A POTENTIALITY (2020, digital, 16mm film, 16 minutes)
Winner of the Alice Guy Prize Special Mention at FID Marseille 2020. Notes from the Jury: A film which meticulously reflects upon the materiality of time following specific histories. While focusing on details, the images prevent us from accessing the whole. This gesture reflects the subject where voice has been violently stripped from the people, left silenced. The Special Mention for Prix Alice Guy goes to “A POTENTIALITY” by Dana Berman Duff.
A POTENTIALITY is a continuation of my interest in using film to shoot printed material, as in the Catalogue series. I'm especially interested in the equivalence of the film grain to the halftone print dot at the base level of the construction of reproduced image and language.
This piece is built on a graphic project by Susan Silton in which she reprinted five pages of the New York Times from the 1930s.
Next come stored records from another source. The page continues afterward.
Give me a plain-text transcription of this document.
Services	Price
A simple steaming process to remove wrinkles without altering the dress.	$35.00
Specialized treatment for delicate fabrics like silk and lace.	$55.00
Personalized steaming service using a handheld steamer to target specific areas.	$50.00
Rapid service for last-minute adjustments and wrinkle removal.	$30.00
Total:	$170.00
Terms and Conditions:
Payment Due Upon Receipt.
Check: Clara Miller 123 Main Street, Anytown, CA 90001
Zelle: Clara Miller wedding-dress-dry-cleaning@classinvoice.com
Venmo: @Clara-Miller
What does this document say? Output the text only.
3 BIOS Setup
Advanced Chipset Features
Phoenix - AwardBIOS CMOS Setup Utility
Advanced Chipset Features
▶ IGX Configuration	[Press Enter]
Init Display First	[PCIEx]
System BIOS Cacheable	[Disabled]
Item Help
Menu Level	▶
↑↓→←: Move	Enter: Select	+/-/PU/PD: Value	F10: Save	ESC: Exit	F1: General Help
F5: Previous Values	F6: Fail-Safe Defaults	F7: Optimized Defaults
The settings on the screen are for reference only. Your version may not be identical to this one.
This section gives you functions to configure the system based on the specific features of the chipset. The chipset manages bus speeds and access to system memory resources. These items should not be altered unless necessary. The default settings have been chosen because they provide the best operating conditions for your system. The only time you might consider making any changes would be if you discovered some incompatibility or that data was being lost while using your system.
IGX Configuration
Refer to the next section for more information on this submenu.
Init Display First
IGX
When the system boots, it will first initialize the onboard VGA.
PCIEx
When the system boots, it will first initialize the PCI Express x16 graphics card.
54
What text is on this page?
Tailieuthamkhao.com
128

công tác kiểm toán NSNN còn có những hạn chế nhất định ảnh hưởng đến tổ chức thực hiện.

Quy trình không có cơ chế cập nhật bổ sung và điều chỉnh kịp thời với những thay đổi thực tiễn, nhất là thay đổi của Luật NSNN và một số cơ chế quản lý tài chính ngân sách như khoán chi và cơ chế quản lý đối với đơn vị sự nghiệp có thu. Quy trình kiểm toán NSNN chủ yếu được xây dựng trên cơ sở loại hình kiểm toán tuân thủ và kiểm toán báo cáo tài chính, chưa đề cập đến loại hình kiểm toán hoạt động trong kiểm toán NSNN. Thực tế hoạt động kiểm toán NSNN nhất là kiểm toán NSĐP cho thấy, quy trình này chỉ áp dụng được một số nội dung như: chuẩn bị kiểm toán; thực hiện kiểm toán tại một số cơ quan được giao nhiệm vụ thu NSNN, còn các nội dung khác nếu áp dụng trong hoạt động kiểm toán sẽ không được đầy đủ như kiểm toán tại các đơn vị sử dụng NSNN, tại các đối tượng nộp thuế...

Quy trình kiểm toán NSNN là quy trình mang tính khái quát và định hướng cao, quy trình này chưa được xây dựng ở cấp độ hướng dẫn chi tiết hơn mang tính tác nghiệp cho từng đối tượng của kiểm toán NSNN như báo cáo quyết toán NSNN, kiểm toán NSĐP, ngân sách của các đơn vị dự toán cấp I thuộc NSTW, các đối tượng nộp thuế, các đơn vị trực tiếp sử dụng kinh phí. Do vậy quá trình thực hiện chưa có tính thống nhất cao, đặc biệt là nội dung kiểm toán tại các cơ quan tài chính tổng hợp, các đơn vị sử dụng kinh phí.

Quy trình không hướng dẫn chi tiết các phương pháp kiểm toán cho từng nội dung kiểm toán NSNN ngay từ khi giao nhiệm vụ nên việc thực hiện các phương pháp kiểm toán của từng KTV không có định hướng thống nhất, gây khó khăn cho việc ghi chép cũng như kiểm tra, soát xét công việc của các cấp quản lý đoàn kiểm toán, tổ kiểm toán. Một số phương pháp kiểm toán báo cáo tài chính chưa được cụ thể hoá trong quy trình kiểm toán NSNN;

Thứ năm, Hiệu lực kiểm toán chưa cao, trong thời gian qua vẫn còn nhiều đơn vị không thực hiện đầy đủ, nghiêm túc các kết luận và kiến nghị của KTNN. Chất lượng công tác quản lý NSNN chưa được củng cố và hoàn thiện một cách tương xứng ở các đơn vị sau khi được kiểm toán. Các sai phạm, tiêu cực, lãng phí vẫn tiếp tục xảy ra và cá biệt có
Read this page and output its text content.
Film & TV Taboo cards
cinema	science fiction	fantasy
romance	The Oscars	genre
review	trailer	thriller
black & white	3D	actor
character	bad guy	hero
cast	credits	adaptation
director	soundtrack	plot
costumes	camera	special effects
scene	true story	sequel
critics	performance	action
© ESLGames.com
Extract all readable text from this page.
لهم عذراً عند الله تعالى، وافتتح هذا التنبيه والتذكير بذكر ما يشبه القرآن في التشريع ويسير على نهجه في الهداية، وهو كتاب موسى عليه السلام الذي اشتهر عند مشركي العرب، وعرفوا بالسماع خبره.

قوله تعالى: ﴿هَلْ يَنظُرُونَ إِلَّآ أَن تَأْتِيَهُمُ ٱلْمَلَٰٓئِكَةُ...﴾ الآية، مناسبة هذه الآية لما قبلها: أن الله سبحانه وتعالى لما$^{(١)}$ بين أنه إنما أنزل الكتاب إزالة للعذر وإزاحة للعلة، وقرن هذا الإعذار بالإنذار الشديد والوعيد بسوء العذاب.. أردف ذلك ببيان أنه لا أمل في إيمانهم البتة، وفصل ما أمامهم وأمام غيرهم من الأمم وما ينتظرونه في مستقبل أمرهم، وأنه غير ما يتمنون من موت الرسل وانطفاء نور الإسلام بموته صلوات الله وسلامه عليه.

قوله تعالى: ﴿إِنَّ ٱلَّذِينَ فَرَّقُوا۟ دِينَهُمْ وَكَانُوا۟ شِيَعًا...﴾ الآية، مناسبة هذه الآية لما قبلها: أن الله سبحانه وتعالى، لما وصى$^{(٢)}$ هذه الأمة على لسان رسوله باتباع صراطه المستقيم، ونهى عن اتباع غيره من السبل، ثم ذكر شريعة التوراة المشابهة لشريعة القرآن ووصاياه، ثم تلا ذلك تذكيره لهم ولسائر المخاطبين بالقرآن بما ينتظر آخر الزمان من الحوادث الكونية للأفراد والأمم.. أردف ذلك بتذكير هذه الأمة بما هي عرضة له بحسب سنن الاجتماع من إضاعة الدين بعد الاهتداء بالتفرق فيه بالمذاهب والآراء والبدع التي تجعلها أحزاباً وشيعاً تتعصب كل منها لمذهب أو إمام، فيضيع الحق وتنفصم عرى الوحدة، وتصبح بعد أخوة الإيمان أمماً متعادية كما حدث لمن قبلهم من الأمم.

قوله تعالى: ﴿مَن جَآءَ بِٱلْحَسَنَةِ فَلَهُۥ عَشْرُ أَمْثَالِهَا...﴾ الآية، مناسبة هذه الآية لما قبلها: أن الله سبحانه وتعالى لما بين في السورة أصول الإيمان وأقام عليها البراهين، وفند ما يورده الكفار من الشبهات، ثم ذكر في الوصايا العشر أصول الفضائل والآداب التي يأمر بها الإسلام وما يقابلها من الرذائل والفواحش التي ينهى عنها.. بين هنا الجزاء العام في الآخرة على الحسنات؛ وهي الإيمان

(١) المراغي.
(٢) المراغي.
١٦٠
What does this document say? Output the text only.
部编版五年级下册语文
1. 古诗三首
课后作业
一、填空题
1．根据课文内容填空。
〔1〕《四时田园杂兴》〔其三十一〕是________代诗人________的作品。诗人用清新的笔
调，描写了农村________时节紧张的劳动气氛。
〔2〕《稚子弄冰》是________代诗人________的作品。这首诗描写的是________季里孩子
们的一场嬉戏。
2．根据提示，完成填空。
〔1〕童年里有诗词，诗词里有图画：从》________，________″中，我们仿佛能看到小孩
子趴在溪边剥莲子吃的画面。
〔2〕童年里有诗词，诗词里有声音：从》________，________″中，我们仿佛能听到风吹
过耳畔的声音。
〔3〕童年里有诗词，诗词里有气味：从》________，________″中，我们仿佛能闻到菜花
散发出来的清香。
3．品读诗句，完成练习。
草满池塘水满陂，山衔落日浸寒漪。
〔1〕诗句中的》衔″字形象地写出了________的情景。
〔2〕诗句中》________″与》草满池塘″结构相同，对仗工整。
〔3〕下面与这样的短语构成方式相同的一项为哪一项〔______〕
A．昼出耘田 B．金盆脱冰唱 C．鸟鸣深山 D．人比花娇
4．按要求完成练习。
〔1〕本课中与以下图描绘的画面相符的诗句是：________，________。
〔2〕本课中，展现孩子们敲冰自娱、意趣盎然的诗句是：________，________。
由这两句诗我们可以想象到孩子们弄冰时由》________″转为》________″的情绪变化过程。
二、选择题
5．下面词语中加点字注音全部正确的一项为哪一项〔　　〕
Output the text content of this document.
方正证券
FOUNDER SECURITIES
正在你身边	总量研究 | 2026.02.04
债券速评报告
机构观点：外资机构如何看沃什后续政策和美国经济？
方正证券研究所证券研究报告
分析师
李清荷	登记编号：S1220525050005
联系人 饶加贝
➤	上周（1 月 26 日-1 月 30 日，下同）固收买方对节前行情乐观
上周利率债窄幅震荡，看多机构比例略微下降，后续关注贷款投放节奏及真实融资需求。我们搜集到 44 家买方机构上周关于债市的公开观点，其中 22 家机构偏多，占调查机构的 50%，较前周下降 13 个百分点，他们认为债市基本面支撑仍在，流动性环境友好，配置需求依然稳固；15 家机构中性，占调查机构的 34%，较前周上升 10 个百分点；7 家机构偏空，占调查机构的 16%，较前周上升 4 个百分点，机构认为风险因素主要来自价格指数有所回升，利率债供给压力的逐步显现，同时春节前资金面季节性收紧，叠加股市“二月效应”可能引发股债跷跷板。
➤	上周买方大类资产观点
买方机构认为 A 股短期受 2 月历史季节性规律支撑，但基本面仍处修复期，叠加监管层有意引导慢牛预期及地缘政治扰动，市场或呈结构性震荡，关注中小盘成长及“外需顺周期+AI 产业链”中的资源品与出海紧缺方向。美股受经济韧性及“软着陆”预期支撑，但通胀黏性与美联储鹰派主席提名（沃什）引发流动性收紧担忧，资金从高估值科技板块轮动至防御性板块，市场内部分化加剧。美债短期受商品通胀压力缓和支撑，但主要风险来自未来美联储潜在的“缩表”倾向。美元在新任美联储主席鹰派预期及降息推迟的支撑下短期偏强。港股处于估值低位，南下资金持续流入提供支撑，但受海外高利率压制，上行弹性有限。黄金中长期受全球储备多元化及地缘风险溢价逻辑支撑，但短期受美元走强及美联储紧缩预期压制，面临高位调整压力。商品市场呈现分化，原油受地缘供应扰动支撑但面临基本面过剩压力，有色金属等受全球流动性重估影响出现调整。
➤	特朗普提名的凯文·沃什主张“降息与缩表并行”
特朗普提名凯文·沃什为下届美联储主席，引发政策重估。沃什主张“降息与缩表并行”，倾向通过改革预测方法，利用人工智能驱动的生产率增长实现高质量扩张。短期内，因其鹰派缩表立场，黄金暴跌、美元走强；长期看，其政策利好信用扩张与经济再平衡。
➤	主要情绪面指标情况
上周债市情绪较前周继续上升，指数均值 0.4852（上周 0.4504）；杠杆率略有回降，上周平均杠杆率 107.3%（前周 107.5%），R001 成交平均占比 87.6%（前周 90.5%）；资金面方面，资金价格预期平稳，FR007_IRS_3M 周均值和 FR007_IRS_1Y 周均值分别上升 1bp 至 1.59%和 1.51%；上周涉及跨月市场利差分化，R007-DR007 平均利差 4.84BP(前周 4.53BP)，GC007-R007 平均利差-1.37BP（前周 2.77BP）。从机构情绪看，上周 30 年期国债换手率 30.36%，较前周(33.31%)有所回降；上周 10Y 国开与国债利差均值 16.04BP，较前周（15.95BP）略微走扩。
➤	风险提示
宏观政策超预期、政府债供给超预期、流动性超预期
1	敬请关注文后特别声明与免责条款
Her project has a disturbing resemblance to present day newspaper reports.
Opera "The Emperor of Atlantis" composed in 1944 by Viktor Ulmann, libretto by Peter Kien.
2-MINUTE TRAILER
The World Is Round: Re-membering Sabina
Dana Berman Duff, 2019
6-channel videos on monitors and goose-neck stands. Audio compositions by Karen Finley, A.J. McClenon, John Cage (“Living Room Music” 1940; words from Gertrude Stein’s The World Is Round, performed by Gert Sorensen and Ars Nova Copenhagen, directed by Tamás Vetö), and audio commentary from a 2005 road trip to Baja, Mexico.
The video below is a simulation of a composition of 6 videos on monitors of various sizes on goose-neck stands of different heights, face-up, image toward the ceiling, so viewer looks down on the screens. Resembling lily pads or pools. The audio can be controlled by the viewer in order to hear each video more clearly at different times.
Videos shot by Dana from 2004 to 2018; includes 2 video works by Sabina Ott and a film sequence by Daniel Marlos from 1994. Audio compositions by Karen Finley, A.J. McClenon, John Cage (“Living Room Music” 1940; words from Gertrude Stein’s The World Is Round), audio commentary by Dana Berman Duff.
Link to audio balanced for Karen Finley poem and A.J. McClenon sound: https://vimeo.com/312842990
Link to audio balances for A.J. McClenon and Baja road trip: https://vimeo.com/312841787
I imagined the video monitors as a series of pools. I saw Sabina floating spread-eagle in the water. Many times in the past four years I’ve imagined Sabina floating overhead in the sky where I beamed her with “healing rays.” The blue water and the blue sky.
I shot dozens of videos out of the windows of airplanes over the landscapes between LA and Chicago, between New York and LA, LA and New Delhi, Chicago and Spain, Italy, Iceland. I shot video of Sabina on the Ganges River steps, where the faithful bathe in sacred water and bring their dead to the pyres. Some of the videos are sections of the long drive from San Francisco to Baja Mexico where we bought a house, and others are of canoeing on a Wisconsin lake during a visit to my parents’ cabin. Our connection is represented in the geography between us—we lived only a few years of our 35-year friendship in the same city, so travel was always an aspect of how we related.
The construction strategy for the six video screens was to make a collage inspired by Sabina’s method borrowed from Gertrude Stein: take the familiar and throw it up in the air and let it land with new syntax. In this case, it’s a syntax blending six different simultaneous narratives. The six videos have soundtracks that interact with each other much as the images do. The sound will be muted for the Aspect/Ratio gallery installation but can, I hope,
be experienced another time. The audio tracks include a poem, “We R Here All Together,” written and recited by Karen Finley for this piece; another video has a soundtrack specifically designed by A.J. McClenon. One of the videos contains a live monologue, recorded as I watched Sabina pace in a parking lot on our way to Mexico, which ponders how as professional women we cope with power.
The driving rhythm of the entire 6-channel video work is a recording of John Cage’s setting of Gertrude Stein’s The World Is Round, called “Living Room Music” from 1940, performed by Gert Sorensen and Ars Nova Copenhagen.
Once upon a time, uh, once upon a time, the world was round, the world was round, was round, and you could walk upon on it…
In Gertrude Stein’s children’s book The World is Round, which Sabina used as the inspiration for her Hyde Park Art Center “mountain,” the little girl, Rose, climbs up a mountain dragging a chair to sit on, so she can see the world from above. In this new work Sabina is Rose, and I think I’m the chair. My work is full of chairs; her paintings are all about the view from the mountain: topologies with lines for rivers and roads overlay all and letters cut lose from sentences hover and flutter across the surface: A ROSE IS A ROSE IS A ROSE. She’s looking down on it all now: yes, the world is round.